When making submissions on punishment at the man’s trial in December 2016, the prosecution had pointed out that the accused, although under the influence of drugs, must have been aware of the presence of family members inside the house.

A married couple was at home when the fire broke out, the husband having had just returned from night duty at the Corradino Correctional Facility, while their son happened to be on the roof with some workmen. 

Later, the mother had told investigators how she had been alerted by the smell of burning and had been met with a blaze when opening the front door.

The family had to scramble out through the windows, seeking neighbours’ help to put out the flames. 

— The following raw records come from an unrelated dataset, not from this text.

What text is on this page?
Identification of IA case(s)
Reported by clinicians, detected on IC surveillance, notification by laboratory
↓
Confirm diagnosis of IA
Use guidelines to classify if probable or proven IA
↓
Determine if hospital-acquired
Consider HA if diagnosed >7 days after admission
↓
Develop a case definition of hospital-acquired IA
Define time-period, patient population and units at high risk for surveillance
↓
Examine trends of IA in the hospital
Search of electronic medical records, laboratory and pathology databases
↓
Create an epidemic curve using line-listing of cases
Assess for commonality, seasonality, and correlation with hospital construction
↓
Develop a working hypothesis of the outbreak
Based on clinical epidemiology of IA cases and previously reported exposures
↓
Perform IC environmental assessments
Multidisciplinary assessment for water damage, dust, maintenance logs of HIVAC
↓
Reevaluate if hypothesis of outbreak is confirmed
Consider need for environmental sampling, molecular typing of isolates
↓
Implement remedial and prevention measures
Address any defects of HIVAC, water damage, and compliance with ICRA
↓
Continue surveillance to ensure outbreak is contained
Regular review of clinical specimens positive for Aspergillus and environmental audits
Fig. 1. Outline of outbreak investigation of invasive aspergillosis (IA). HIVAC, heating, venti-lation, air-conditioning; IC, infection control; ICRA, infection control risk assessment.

Pending appeal proceedings, his lawyers had requested a constitutional reference, arguing that in similar cases of arson, the Attorney General had pressed charges for the lesser offence of arson that did not involve danger of life. 

However, in this case, the Attorney General refused to accept the accused’s admission to the lesser crime,  insisting that although there had been no loss of life, the accused “could have foreseen that any person was actually in the place” when setting fire to the door. 

In October 2019 the First Hall, Civil Court rejected Baldacchino’s argument, observing that each case involved particular circumstances and even identical charges did not necessarily result in identical punishment, since facts and evidence varied from case to case. 

The law granted the AG discretionary powers to decide upon the charges to be issued and, when engaging in plea bargaining, the AG was to ensure that the punishment agreed upon reflected the gravity and nature of those charges.

Moreover, whatever the outcome of the plea bargaining exercise, the Court always had the final say and was not bound to accept the punishment agreed upon. 

Those conclusions were reaffirmed more recently by the Constitutional Court where the matter ended up on appeal.

The Court, presided over by Chief Justice Joseph Azzopardi and Mr Justices Giannino Caruana Demajo and Anthony Ellul, once again rejected the appellant’s arguments, stressing that each case presented different factual circumstances.

The appellant seemed to imply that whenever a person was accused of an identical offence, the AG’s hands were tied, meaning that, as in this case, he would have to issue charges for the lesser crime and agree to a suspended sentence as punishment. 

Failure at plea bargaining did not mean that the accused had been denied a fair hearing, observed the Court, pointing out that the appellant’s claim had nothing to do with the right to a fair hearing as envisaged under article 39 of the Constitution and article 6 of the European Convention. 

Baldacchino had been legally assisted all throughout the proceedings and had voluntarily registered an admission, the Court went on, adding it had no authority to force the AG to reach an agreement at plea bargaining. 

As for the appellant’s reference to other “identical” cases which had ended in a suspended sentence, the Court observed that this was not a case of “like with like,” pointing out that Baldacchino, unlike the perpetrators in the cited cases, had been “commissioned” to carry out the crime.

“Society has every right to be protected from the kind of crime committed by the appellant,” the Court said, noting further that the accused had also breached a probation order.

The appellant’s argument had “absolutely nothing to do” with discrimination as a fundamental right in terms of law. 

If anything, other similar cases were to be taken into consideration in the criminal proceedings when meting out punishment, remarked the Court, ordering a copy of the judgment to be delivered to the Court of Criminal Appeal for proceedings to continue.